The plot -- a global-political chess match against a Bond-style supervillain-mutant --is a strong classic James Bond style thriller. The 1960s setting offered lots of opportunities for slick Mad Men style. Kevin Bacon is good but not great as the megalomaniac who wants to trigger World War III in order to rid the world of non-mutants. I laughed out loud when his secret submarine is launched! Very old-school! All-white interior, oil paintings, wet bar, and a crew of two? That's some automation he has there.

The climactic battle scenes between the X-Men and the rival navies of the USA and USSR is terrific summer movie fare. I love watching ships getting blown up, the X-Jet swooping about, and giant holes punched in submarines. I love it when the sound is so loud I can hoot with contentment and no one else cares.

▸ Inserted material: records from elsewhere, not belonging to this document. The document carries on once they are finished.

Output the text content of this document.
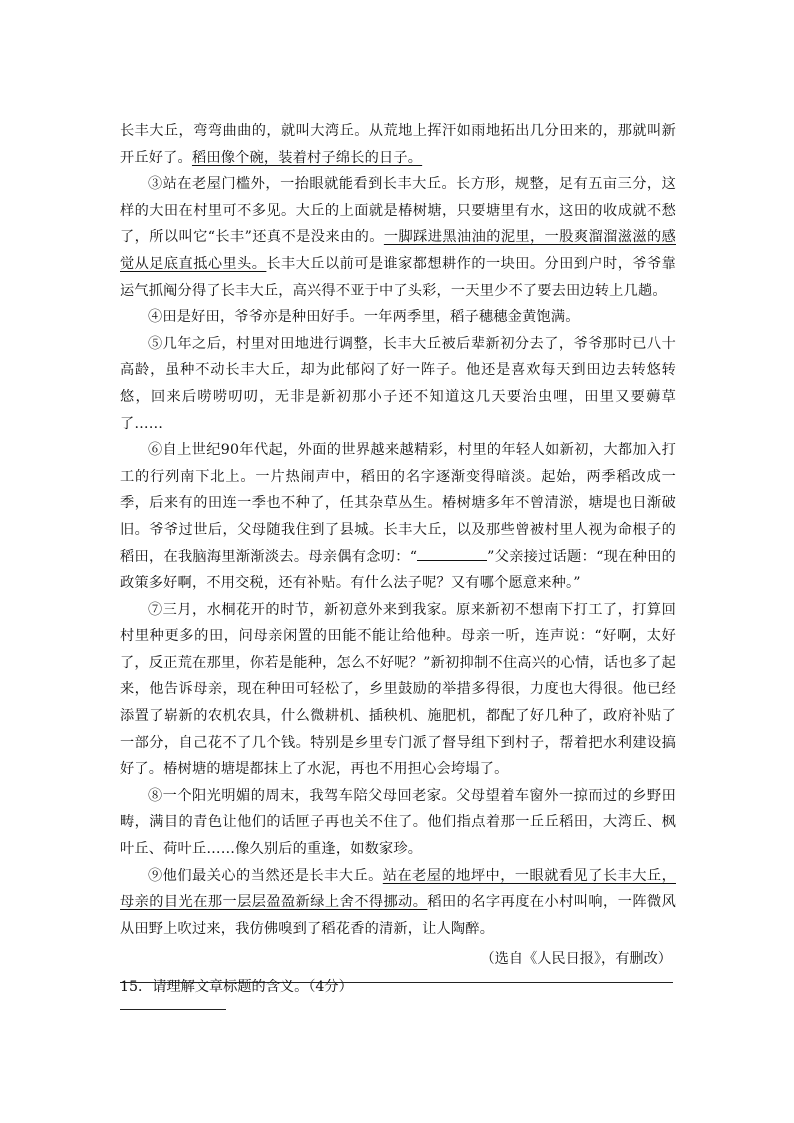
长丰大丘，弯弯曲曲的，就叫大湾丘。从荒地上挥汗如雨地拓出几分田来的，那就叫新开丘好了。稻田像个碗，装着村子绵长的日子。

③站在老屋门槛外，一抬眼就能看到长丰大丘。长方形，规整，足有五亩三分，这样的大田在村里可不多见。大丘的上面就是椿树塘，只要塘里有水，这田的收成就不愁了，所以叫它“长丰”还真不是没来由的。一脚踩进黑油油的泥里，一股爽溜溜滋滋的感觉从足底直抵心里头。长丰大丘以前可是谁家都想耕作的一块田。分田到户时，爷爷靠运气抓阄分得了长丰大丘，高兴得不亚于中了头彩，一天里少不了要去田边转上几趟。

④田是好田，爷爷亦是种田好手。一年两季里，稻子穗穗金黄饱满。

⑤几年之后，村里对田地进行调整，长丰大丘被后辈新初分去了，爷爷那时已八十高龄，虽种不动长丰大丘，却为此郁闷了好一阵子。他还是喜欢每天到田边去转悠转悠，回来后唠唠叨叨，无非是新初那小子还不知道这几天要治虫哩，田里又要薅草了……

⑥自上世纪90年代起，外面的世界越来越精彩，村里的年轻人如新初，大都加入打工的行列南下北上。一片热闹声中，稻田的名字逐渐变得暗淡。起始，两季稻改成一季，后来有的田连一季也不种了，任其杂草丛生。椿树塘多年不曾清淤，塘堤也日渐破旧。爷爷过世后，父母随我住到了县城。长丰大丘，以及那些曾被村里人视为命根子的稻田，在我脑海里渐渐淡去。母亲偶有念叨：“	”父亲接过话题：“现在种田的政策多好啊，不用交税，还有补贴。有什么法子呢？又有哪个愿意来种。”

⑦三月，水桐花开的时节，新初意外来到我家。原来新初不想南下打工了，打算回村里种更多的田，问母亲闲置的田能不能让给他种。母亲一听，连声说：“好啊，太好了，反正荒在那里，你若是能种，怎么不好呢？”新初抑制不住高兴的心情，话也多了起来，他告诉母亲，现在种田可轻松了，乡里鼓励的举措多得很，力度也大得很。他已经添置了崭新的农机农具，什么微耕机、插秧机、施肥机，都配了好几种了，政府补贴了一部分，自己花不了几个钱。特别是乡里专门派了督导组下到村子，帮着把水利建设搞好了。椿树塘的塘堤都抹上了水泥，再也不用担心会垮塌了。

⑧一个阳光明媚的周末，我驾车陪父母回老家。父母望着车窗外一掠而过的乡野田畴，满目的青色让他们的话匣子再也关不住了。他们指点着那一丘丘稻田，大湾丘、枫叶丘、荷叶丘……像久别后的重逢，如数家珍。

⑨他们最关心的当然还是长丰大丘。站在老屋的地坪中，一眼就看见了长丰大丘，母亲的目光在那一层层盈盈新绿上舍不得挪动。稻田的名字再度在小村叫响，一阵微风从田野上吹过来，我仿佛嗅到了稻花香的清新，让人陶醉。

（选自《人民日报》，有删改）

15．请理解文章标题的含义。（4分）
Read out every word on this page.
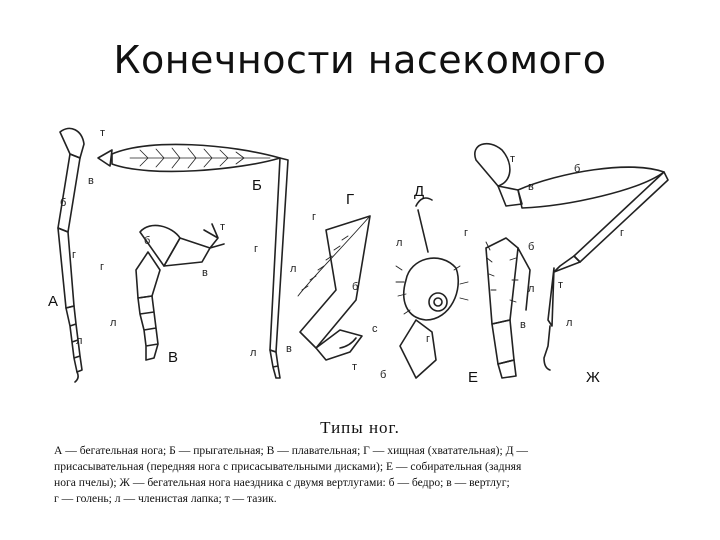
Конечности насекомого
А
Б
В
Г	Д
Е	Ж
в
б
г
л
т
г
л	в
б
т
в
г
л
г
л
б
с
т
л
г
б
г
б
л
в
т
в
б
г
т
л
Типы ног.

А — бегательная нога; Б — прыгательная; В — плавательная; Г — хищная (хватательная); Д —

присасывательная (передняя нога с присасывательными дисками); Е — собирательная (задняя

нога пчелы); Ж — бегательная нога наездника с двумя вертлугами: б — бедро; в — вертлуг;

г — голень; л — членистая лапка; т — тазик.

The "Muppet Babies" characters -- the "First Class" of the title - disappoint me. Except for Professor X, Magneto, Mystique, and Beast, none of the mutants featured in the first four movies are reintroduced here. They've dug up new-to-the-movies mutants, which frankly, if they were more interesting, they would have made it into a movie by now. If this is the first movie in a new series, does that mean we're stuck with these young mutants? They don't have to have awesome powers to be interesting, but these feel like the bottom of the barrel:
  • Laser shoots from his chest
  • Super-screaming ability
  • Conjures windstorms? How is this guy different from Storm (Halle Berry)?
  • Dragonfly who shoots flaming spitballs
  • Devil who can teleport (like Nightcrawler [Alan Cumming])
...and then there's Emma Frost. Frost can read minds like Xavier, turns into a diamond, which is pretty, I guess, and has super-non-acting powers. January Jones cannot act even a little bit. She spends the whole movie in her 1960s underwear, or in skintight white leather -- but it's not easy to find any sex appeal when she stares straight ahead blankly All. The. Time. The mannequins at Old Navy are sexier than this.

This is her "intense" look...and all her other looks too.
She looks especially bad next to Jennifer Lawrence. She's the blue shape-shifting Mystique -- played by Rebecca Romijn in X Men 1,2,3. She spends most of the movie in her human (non-blue) disguise, and she's all earthy sexuality and roiling emotions. Too bad her emotional journey out of the mutant closet has been told already by other mutants in previous movies.

Also a letdown is Rose Byrne's CIA agent. She discovers the mutants involved in this evil plot, and becomes a liason between the X Men and the government, but when the crisis reached the breaking point, she was as spineless as a boiled dandelion. I would have preferred her ruthless character from Bridesmaids over this one.

The triangle between Magneto, Xavier, and Mystique was richly emotional and strong, which is a fine portent for the future of this reboot. Too bad the rest of the mutants don't have much to offer.

NOTES: Great to see James Remar (48 Hrs, Pineapple Express) and Michael Ironside (Top Gun, Total Recall) as an Army general and Navy captain. Was Kurtwood Smith already booked?

With Marc and Adam at Loews Boston Common, digital projection.